Le ministre d’Etat, qui présidait l’ouverture de la première édition du Forum environnement et écologie au Parc de Hann, a annoncé qu’un certain nombre d’actions sont prises pour venir à bout de ce phénomène qui hante le sommeil des populations. Ainsi, 6 milliards seront injectés dans les villes touchées par ce fléau. Cette enveloppe sera répartie, selon Djibo Kâ, entre les zones du littoral allant de Saint-Louis au Cap Skiring. Ce qui est un engagement pris par l’Uemoa et qui suit son cours. A cela, il faut ajouter les 4 millions d’euros de l’Union européenne déjà injectés entre Saint-Louis, Rufisque et Bargny, des villes très touchées par l’érosion marine et côtière. Mais, cette lutte contre l’érosion côtière, menée, aussi, au niveau sous-régional, sera étendue jusqu’au Golfe de Guinée. Des actions qui permettent à Djibo Kâ de dire qu’il comprend l’impatience des populations. « Jamais le gouvernement ne les laissera tomber », a-t-il promis.
Le Forum sur l’environnement et l’écologie, qui est ouvert depuis hier, au Parc de Hann, va réunir du 31 mai au 6 juin plusieurs experts, notamment dans les domaines de l’habitat écologie, l’habitat durable, la gestion des déchets, la biodiversité, l’érosion côtière et la dégradation des sols.

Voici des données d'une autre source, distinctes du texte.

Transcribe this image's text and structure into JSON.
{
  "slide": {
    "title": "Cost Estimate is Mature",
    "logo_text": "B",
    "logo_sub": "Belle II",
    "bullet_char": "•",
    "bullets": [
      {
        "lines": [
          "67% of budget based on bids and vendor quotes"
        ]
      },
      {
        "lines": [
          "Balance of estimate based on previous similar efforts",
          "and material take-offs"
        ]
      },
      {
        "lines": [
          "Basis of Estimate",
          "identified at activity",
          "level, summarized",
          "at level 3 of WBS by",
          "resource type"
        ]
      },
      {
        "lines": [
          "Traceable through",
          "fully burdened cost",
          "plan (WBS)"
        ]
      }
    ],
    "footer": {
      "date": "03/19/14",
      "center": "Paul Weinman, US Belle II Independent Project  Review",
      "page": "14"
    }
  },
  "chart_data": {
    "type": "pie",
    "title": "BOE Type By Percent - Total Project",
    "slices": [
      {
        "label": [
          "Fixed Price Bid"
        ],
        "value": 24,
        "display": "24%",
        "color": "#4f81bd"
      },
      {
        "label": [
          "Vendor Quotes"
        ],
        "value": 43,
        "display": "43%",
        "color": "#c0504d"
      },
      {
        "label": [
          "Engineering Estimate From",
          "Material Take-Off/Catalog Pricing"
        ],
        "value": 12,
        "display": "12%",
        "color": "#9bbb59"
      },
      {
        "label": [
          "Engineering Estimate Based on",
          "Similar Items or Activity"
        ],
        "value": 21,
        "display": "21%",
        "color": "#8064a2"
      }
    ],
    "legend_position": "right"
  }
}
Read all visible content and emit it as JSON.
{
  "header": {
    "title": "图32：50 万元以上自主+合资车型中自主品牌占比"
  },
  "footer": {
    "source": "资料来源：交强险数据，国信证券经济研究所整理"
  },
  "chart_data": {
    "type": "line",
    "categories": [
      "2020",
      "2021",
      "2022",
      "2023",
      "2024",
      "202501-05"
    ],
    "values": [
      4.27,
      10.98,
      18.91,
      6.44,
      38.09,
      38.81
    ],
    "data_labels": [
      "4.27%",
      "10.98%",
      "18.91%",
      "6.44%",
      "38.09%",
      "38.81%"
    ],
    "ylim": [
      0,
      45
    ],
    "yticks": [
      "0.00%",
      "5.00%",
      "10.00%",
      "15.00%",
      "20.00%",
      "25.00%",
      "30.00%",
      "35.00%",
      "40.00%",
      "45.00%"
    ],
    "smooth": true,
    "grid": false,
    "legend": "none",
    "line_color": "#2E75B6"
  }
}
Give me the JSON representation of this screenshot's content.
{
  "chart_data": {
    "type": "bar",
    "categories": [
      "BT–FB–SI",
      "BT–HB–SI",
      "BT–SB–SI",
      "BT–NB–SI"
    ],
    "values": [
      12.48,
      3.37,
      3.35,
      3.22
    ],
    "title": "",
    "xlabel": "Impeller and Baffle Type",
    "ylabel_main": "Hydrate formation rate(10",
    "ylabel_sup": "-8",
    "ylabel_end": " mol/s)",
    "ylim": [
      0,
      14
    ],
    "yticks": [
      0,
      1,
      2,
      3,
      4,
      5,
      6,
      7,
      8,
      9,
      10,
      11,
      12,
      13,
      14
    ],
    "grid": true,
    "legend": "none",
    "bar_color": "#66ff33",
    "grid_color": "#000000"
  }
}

L’association Agir pour une Afrique durable (Agad) qui en est le maître d’œuvre entend ainsi discuter des problèmes d’environnement relatifs au vécu quotidien des Sénégalais. A cet effet, les collectivités locales, les écoles et les lycées sont associés à la rencontre afin de les sensibiliser. C’est pourquoi, Mamadou Sall, le président de l’Agad, souligne que l’éducation aura une importance capitale au cours de ce forum. De même, pour une meilleure sensibilisation, l’Agad va mettre en contribution les artistes engagés dans la préservation de l’environnement tels les « Frères Guissé » et des stylistes comme Oumou Sy et Collé Ardo Sow.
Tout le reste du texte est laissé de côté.